While Chaffetz said $174,000 a year is a “handsome” congressional salary, he explained that subsidizing lawmakers’ housing costs in the pricey D.C. metro area could actually save taxpayer dollars. If he had a proper home in Washington rather than a cot in his office, Chaffetz said, he wouldn’t need to fly home every week on the taxpayers’ dime, and his wife, Julie, could visit more often.
Until relatively recently, the problem didn’t exist — because most members of Congress moved to Washington, and only kept an address in their district or state for voting. That became a major political liability a few decades ago, and in fact continues to exert a powerful influence on voters. Evan Bayh got creamed in his Senate comeback attempt last year in part because he had moved to Washington, making it easy for now-Senator Todd Young to paint Bayh as an out-of-touch establishment lobbyist, a charge that stuck:
“The only time he ever shows up in Indiana is when he wants something from us,” Trevor Foughty, campaign manager for Bayh’s opponent Rep. Todd Young, told CNN. “And he’s so unbelievably arrogant, he actually thinks Hoosiers don’t notice.”

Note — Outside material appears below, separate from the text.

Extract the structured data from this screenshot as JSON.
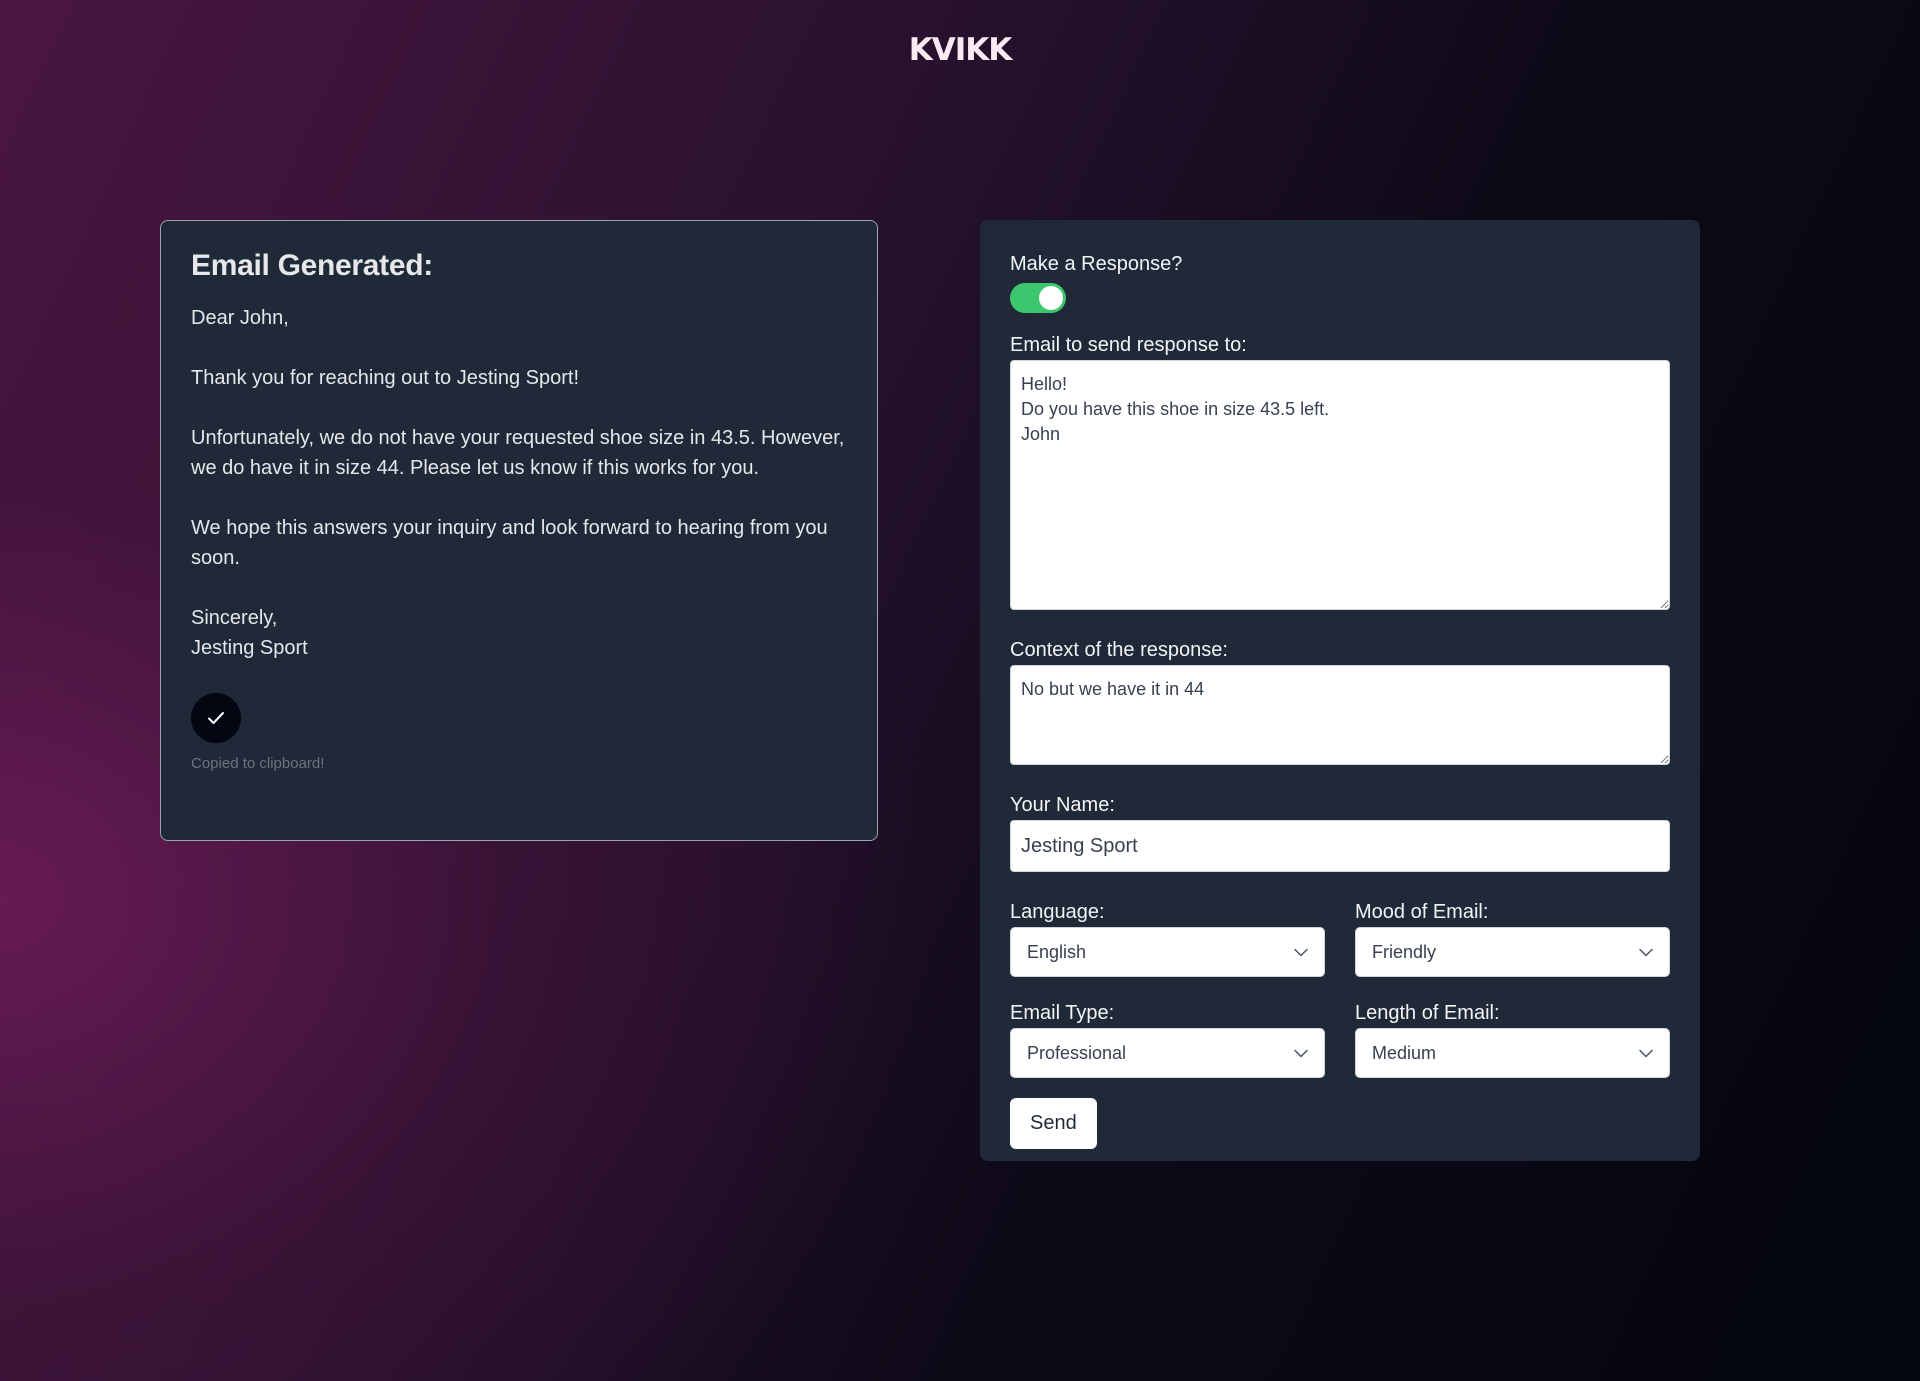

A move to the Beltway has become a dangerous option politically, especially for House members, who have to stand for election every two years. That forces incumbents to either maintain two residences, or to sleep in the office, and as Chaffetz notes the latter has become more the norm than the exception. While it might be relatively easy to maintain one DC residence on the House salary, it would be almost impossible to maintain two without independent wealth to make up the difference. Hence, Chaffetz makes a good point about the eventual skewing of candidates towards the upper crust, except for those in closer proximity to the Beltway.

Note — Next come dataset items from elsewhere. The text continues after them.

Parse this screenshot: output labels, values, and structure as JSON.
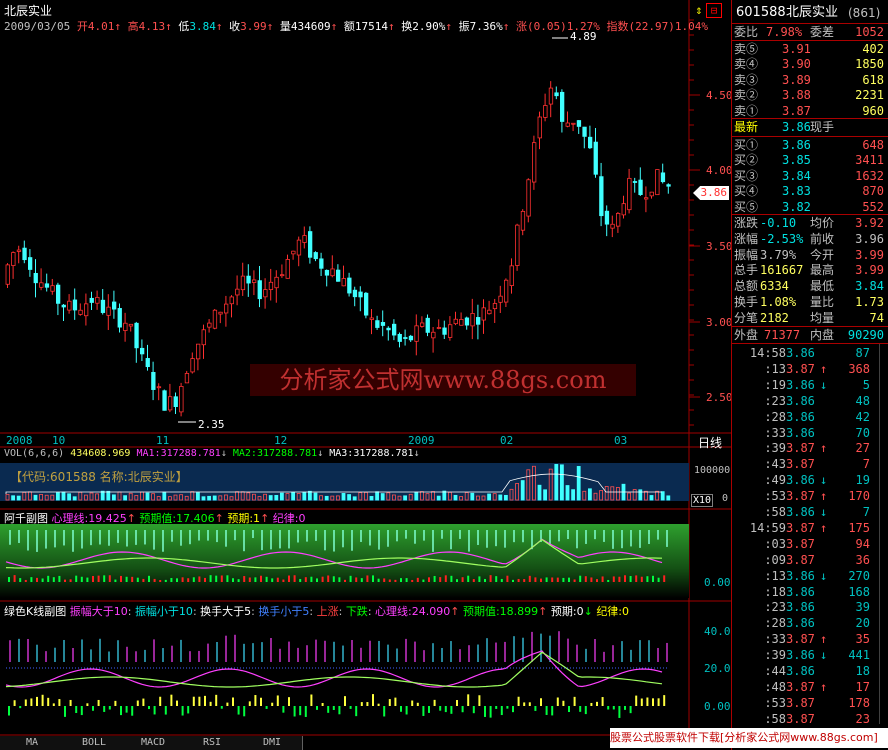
{
  "stock_name": "北辰实业",
  "header": {
    "date": "2009/03/05",
    "open_label": "开",
    "open": "4.01",
    "high_label": "高",
    "high": "4.13",
    "low_label": "低",
    "low": "3.84",
    "close_label": "收",
    "close": "3.99",
    "vol_label": "量",
    "vol": "434609",
    "amt_label": "额",
    "amt": "17514",
    "turn_label": "换",
    "turn": "2.90%",
    "amp_label": "振",
    "amp": "7.36%",
    "chg_label": "涨",
    "chg": "(0.05)",
    "chg_pct": "1.27%",
    "index_label": "指数",
    "index": "(22.97)",
    "index_pct": "1.04%"
  },
  "price_axis": [
    "4.50",
    "4.00",
    "3.50",
    "3.00",
    "2.50"
  ],
  "price_current": "3.86",
  "high_annot": "4.89",
  "low_annot": "2.35",
  "watermark": "分析家公式网www.88gs.com",
  "date_labels": [
    "2008",
    "10",
    "11",
    "12",
    "2009",
    "02",
    "03"
  ],
  "period_label": "日线",
  "vol_panel": {
    "title": "VOL(6,6,6)",
    "vol": "434608.969",
    "ma1_label": "MA1:",
    "ma1": "317288.781",
    "ma2_label": "MA2:",
    "ma2": "317288.781",
    "ma3_label": "MA3:",
    "ma3": "317288.781",
    "info": "【代码:601588 名称:北辰实业】",
    "axis_top": "100000",
    "axis_bottom": "0",
    "unit": "X10"
  },
  "ind1": {
    "name": "阿千副图",
    "l1": "心理线:19.425",
    "l2": "预期值:17.406",
    "l3": "预期:1",
    "l4": "纪律:0",
    "axis": "0.00"
  },
  "ind2": {
    "name": "绿色K线副图",
    "l1": "振幅大于10",
    "l2": "振幅小于10",
    "l3": "换手大于5",
    "l4": "换手小于5",
    "l5": "上涨",
    "l6": "下跌",
    "l7": "心理线:24.090",
    "l8": "预期值:18.899",
    "l9": "预期:0",
    "l10": "纪律:0",
    "axis": [
      "40.00",
      "20.00",
      "0.00"
    ]
  },
  "panel": {
    "code": "601588",
    "name": "北辰实业",
    "num": "(861)",
    "webi_label": "委比",
    "webi": "7.98%",
    "weicha_label": "委差",
    "weicha": "1052",
    "asks": [
      {
        "label": "卖⑤",
        "price": "3.91",
        "vol": "402"
      },
      {
        "label": "卖④",
        "price": "3.90",
        "vol": "1850"
      },
      {
        "label": "卖③",
        "price": "3.89",
        "vol": "618"
      },
      {
        "label": "卖②",
        "price": "3.88",
        "vol": "2231"
      },
      {
        "label": "卖①",
        "price": "3.87",
        "vol": "960"
      }
    ],
    "latest_label": "最新",
    "latest": "3.86",
    "xianshou_label": "现手",
    "bids": [
      {
        "label": "买①",
        "price": "3.86",
        "vol": "648"
      },
      {
        "label": "买②",
        "price": "3.85",
        "vol": "3411"
      },
      {
        "label": "买③",
        "price": "3.84",
        "vol": "1632"
      },
      {
        "label": "买④",
        "price": "3.83",
        "vol": "870"
      },
      {
        "label": "买⑤",
        "price": "3.82",
        "vol": "552"
      }
    ],
    "stats": [
      {
        "l1": "涨跌",
        "v1": "-0.10",
        "l2": "均价",
        "v2": "3.92"
      },
      {
        "l1": "涨幅",
        "v1": "-2.53%",
        "l2": "前收",
        "v2": "3.96"
      },
      {
        "l1": "振幅",
        "v1": "3.79%",
        "l2": "今开",
        "v2": "3.99"
      },
      {
        "l1": "总手",
        "v1": "161667",
        "l2": "最高",
        "v2": "3.99"
      },
      {
        "l1": "总额",
        "v1": "6334",
        "l2": "最低",
        "v2": "3.84"
      },
      {
        "l1": "换手",
        "v1": "1.08%",
        "l2": "量比",
        "v2": "1.73"
      },
      {
        "l1": "分笔",
        "v1": "2182",
        "l2": "均量",
        "v2": "74"
      }
    ],
    "waipan_label": "外盘",
    "waipan": "71377",
    "neipan_label": "内盘",
    "neipan": "90290",
    "ticks": [
      {
        "t": "14:58",
        "p": "3.86",
        "a": "",
        "v": "87",
        "c": "#00c0c0"
      },
      {
        "t": ":13",
        "p": "3.87",
        "a": "↑",
        "v": "368",
        "c": "#ff5050"
      },
      {
        "t": ":19",
        "p": "3.86",
        "a": "↓",
        "v": "5",
        "c": "#00c0c0"
      },
      {
        "t": ":23",
        "p": "3.86",
        "a": "",
        "v": "48",
        "c": "#00c0c0"
      },
      {
        "t": ":28",
        "p": "3.86",
        "a": "",
        "v": "42",
        "c": "#00c0c0"
      },
      {
        "t": ":33",
        "p": "3.86",
        "a": "",
        "v": "70",
        "c": "#00c0c0"
      },
      {
        "t": ":39",
        "p": "3.87",
        "a": "↑",
        "v": "27",
        "c": "#ff5050"
      },
      {
        "t": ":43",
        "p": "3.87",
        "a": "",
        "v": "7",
        "c": "#ff5050"
      },
      {
        "t": ":49",
        "p": "3.86",
        "a": "↓",
        "v": "19",
        "c": "#00c0c0"
      },
      {
        "t": ":53",
        "p": "3.87",
        "a": "↑",
        "v": "170",
        "c": "#ff5050"
      },
      {
        "t": ":58",
        "p": "3.86",
        "a": "↓",
        "v": "7",
        "c": "#00c0c0"
      },
      {
        "t": "14:59",
        "p": "3.87",
        "a": "↑",
        "v": "175",
        "c": "#ff5050"
      },
      {
        "t": ":03",
        "p": "3.87",
        "a": "",
        "v": "94",
        "c": "#ff5050"
      },
      {
        "t": ":09",
        "p": "3.87",
        "a": "",
        "v": "36",
        "c": "#ff5050"
      },
      {
        "t": ":13",
        "p": "3.86",
        "a": "↓",
        "v": "270",
        "c": "#00c0c0"
      },
      {
        "t": ":18",
        "p": "3.86",
        "a": "",
        "v": "168",
        "c": "#00c0c0"
      },
      {
        "t": ":23",
        "p": "3.86",
        "a": "",
        "v": "39",
        "c": "#00c0c0"
      },
      {
        "t": ":28",
        "p": "3.86",
        "a": "",
        "v": "20",
        "c": "#00c0c0"
      },
      {
        "t": ":33",
        "p": "3.87",
        "a": "↑",
        "v": "35",
        "c": "#ff5050"
      },
      {
        "t": ":39",
        "p": "3.86",
        "a": "↓",
        "v": "441",
        "c": "#00c0c0"
      },
      {
        "t": ":44",
        "p": "3.86",
        "a": "",
        "v": "18",
        "c": "#00c0c0"
      },
      {
        "t": ":48",
        "p": "3.87",
        "a": "↑",
        "v": "17",
        "c": "#ff5050"
      },
      {
        "t": ":53",
        "p": "3.87",
        "a": "",
        "v": "178",
        "c": "#ff5050"
      },
      {
        "t": ":58",
        "p": "3.87",
        "a": "",
        "v": "23",
        "c": "#ff5050"
      },
      {
        "t": "15:00",
        "p": "3.86",
        "a": "↓",
        "v": "0.00",
        "c": "#00c0c0"
      }
    ]
  },
  "tabs": [
    "MA",
    "BOLL",
    "MACD",
    "RSI",
    "DMI"
  ],
  "footer": "股票公式股票软件下载[分析家公式网www.88gs.com]"
}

However, does it make sense for taxpayers to cough up a housing allowance on top of the salary in order to prevent that? That would come to a little over $16 million annually (for all 535 members of Congress), which isn’t exactly chump change, but it’s not a major additional expense to the federal budget either. If that meant a significant reduction or end to taxpayer-financed flights home to the home district and states, the net outlay might drop even further.

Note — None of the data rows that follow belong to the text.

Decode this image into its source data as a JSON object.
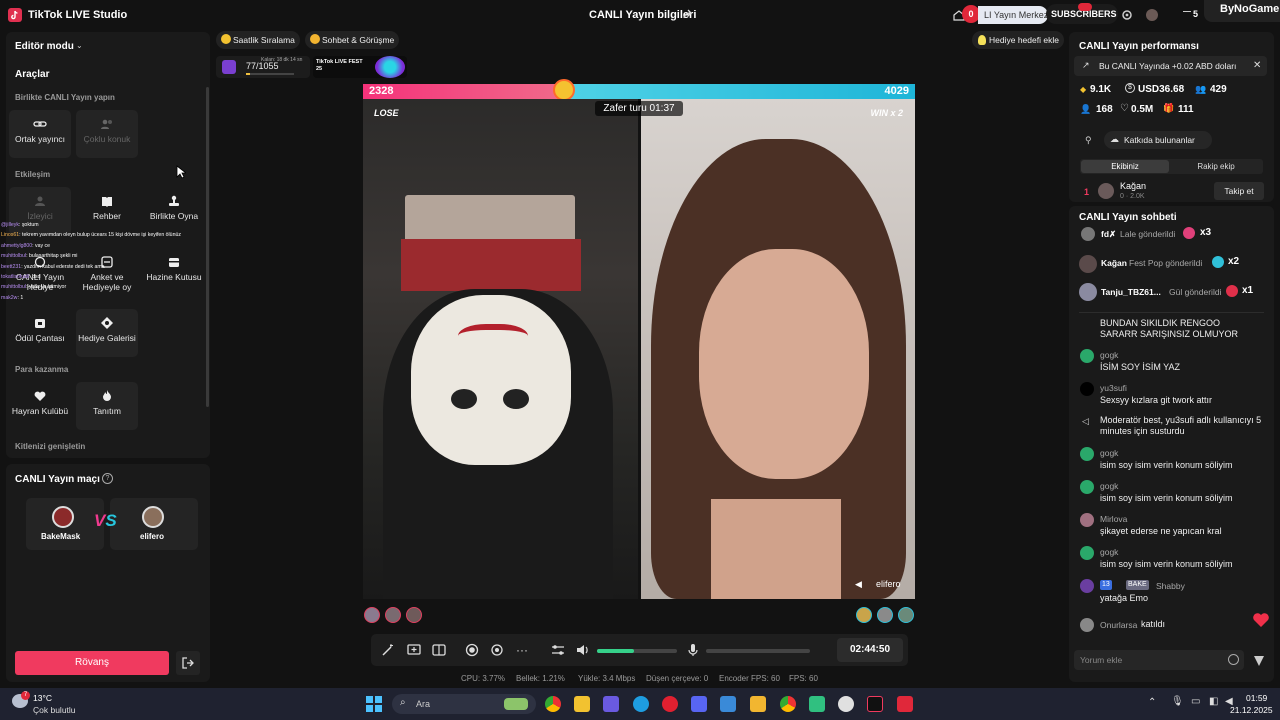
{
  "titlebar": {
    "app_name": "TikTok LIVE Studio",
    "center_title": "CANLI Yayın bilgileri",
    "live_center": "LI Yayın Merkez",
    "notif_count": "0",
    "subscribers_label": "SUBSCRIBERS",
    "count_badge": "5",
    "brand": "ByNoGame"
  },
  "sidebar": {
    "editor_mode": "Editör modu",
    "tools_title": "Araçlar",
    "sections": {
      "together": "Birlikte CANLI Yayın yapın",
      "interaction": "Etkileşim",
      "monetization": "Para kazanma",
      "expand_audience": "Kitlenizi genişletin"
    },
    "tools": {
      "cohost": "Ortak yayıncı",
      "multi_guest": "Çoklu konuk",
      "viewer": "İzleyici",
      "guide": "Rehber",
      "play_together": "Birlikte Oyna",
      "live_gift": "CANLI Yayın Hediye",
      "gift_vote": "Anket ve Hediyeyle oy",
      "treasure": "Hazine Kutusu",
      "reward_bag": "Ödül Çantası",
      "gift_gallery": "Hediye Galerisi",
      "fan_club": "Hayran Kulübü",
      "promotion": "Tanıtım"
    }
  },
  "overlay_chat": [
    {
      "user": "@jilleyk",
      "text": ": şoktum"
    },
    {
      "user": "Linos61",
      "text": ": tekrem yavımdan oleyn bulup ücears 15 kişi dövme işi keyifen ölünüz"
    },
    {
      "user": "ahmettylg800",
      "text": ": vay ce"
    },
    {
      "user": "muhittolbul",
      "text": ": bulasarthitap şekli mi"
    },
    {
      "user": "beett231",
      "text": ": yazdım kabul ederste dedi tek ama"
    },
    {
      "user": "tokatlisokatli",
      "text": ": dsd"
    },
    {
      "user": "muhittolbul",
      "text": ": yalla ya bitmiyor"
    },
    {
      "user": "mak2w",
      "text": ": 1"
    }
  ],
  "match": {
    "title": "CANLI Yayın maçı",
    "player1": "BakeMask",
    "player2": "elifero",
    "rematch": "Rövanş"
  },
  "topbar": {
    "hourly_ranking": "Saatlik Sıralama",
    "chat_meet": "Sohbet & Görüşme",
    "add_gift_goal": "Hediye hedefi ekle",
    "goal_progress": "77/1055",
    "goal_time": "Kalan: 18 dk 14 sn",
    "fest_title": "TikTok LIVE FEST 25"
  },
  "battle": {
    "left_score": "2328",
    "right_score": "4029",
    "left_fraction": 0.364,
    "round_label": "Zafer turu 01:37",
    "left_result": "LOSE",
    "right_result": "WIN x 2",
    "right_streamer": "elifero"
  },
  "controls": {
    "timer": "02:44:50",
    "volume": 0.75
  },
  "stats": {
    "cpu": "CPU: 3.77%",
    "memory": "Bellek: 1.21%",
    "upload": "Yükle: 3.4 Mbps",
    "dropped": "Düşen çerçeve: 0",
    "encoder_fps": "Encoder FPS: 60",
    "fps": "FPS: 60"
  },
  "performance": {
    "title": "CANLI Yayın performansı",
    "banner": "Bu CANLI Yayında +0.02 ABD doları",
    "diamonds": "9.1K",
    "usd": "USD36.68",
    "viewers": "429",
    "new_followers": "168",
    "likes": "0.5M",
    "gifters": "111",
    "contributors_btn": "Katkıda bulunanlar",
    "tab_ours": "Ekibiniz",
    "tab_opponent": "Rakip ekip",
    "top_rank": "1",
    "top_user": "Kağan",
    "top_sub": "0 · 2.0K",
    "follow_btn": "Takip et"
  },
  "chat": {
    "title": "CANLI Yayın sohbeti",
    "gifts": [
      {
        "user": "fd✗",
        "action": "Lale gönderildi",
        "count": "x3"
      },
      {
        "user": "Kağan",
        "action": "Fest Pop gönderildi",
        "count": "x2"
      },
      {
        "user": "Tanju_TBZ61...",
        "action": "Gül gönderildi",
        "count": "x1"
      }
    ],
    "top_msg": "BUNDAN SIKILDIK RENGOO SARARR SARIŞINSIZ OLMUYOR",
    "messages": [
      {
        "user": "gogk",
        "text": "İSİM SOY İSİM YAZ"
      },
      {
        "user": "yu3sufi",
        "text": "Sexsyy kızlara git twork attır"
      },
      {
        "user": "gogk",
        "text": "isim soy isim verin konum söliyim"
      },
      {
        "user": "gogk",
        "text": "isim soy isim verin konum söliyim"
      },
      {
        "user": "Mirlova",
        "text": "şikayet ederse ne yapıcan kral"
      },
      {
        "user": "gogk",
        "text": "isim soy isim verin konum söliyim"
      },
      {
        "user": "Shabby",
        "text": "yatağa Emo"
      }
    ],
    "mod_notice": "Moderatör best, yu3sufi adlı kullanıcıyı 5 minutes için susturdu",
    "badge_level": "13",
    "badge_team": "BAKE",
    "joined_user": "Onurlarsa",
    "joined_text": "katıldı",
    "input_placeholder": "Yorum ekle"
  },
  "taskbar": {
    "temp": "13°C",
    "weather": "Çok bulutlu",
    "weather_badge": "7",
    "search": "Ara",
    "time": "01:59",
    "date": "21.12.2025"
  },
  "colors": {
    "accent": "#f03a5f",
    "cyan": "#25c4dc",
    "bg": "#121212",
    "panel": "#1a1a1a"
  }
}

The problem — especially in these populist times — is that it will be seen to encourage Congressional careerists to an even greater extent than we see now. Which is better: guarding against a trend toward independently wealthy candidates to have a more representative Congress, or an economic incentive that pushes incumbents of more modest means out after a few terms to get a less-entrenched governing class? The answer to that depends largely on whether the latter turn out to be incumbents we’d like to keep around. In the end it will be a largely academic question anyway, as Congress would have to vote to establish a housing allowance for itself — and in these populist times, that will put a big target on their backs, unless it’s paired up with a pay cut. Chaffetz may or may not be offering good advice, but don’t expect anyone to take it.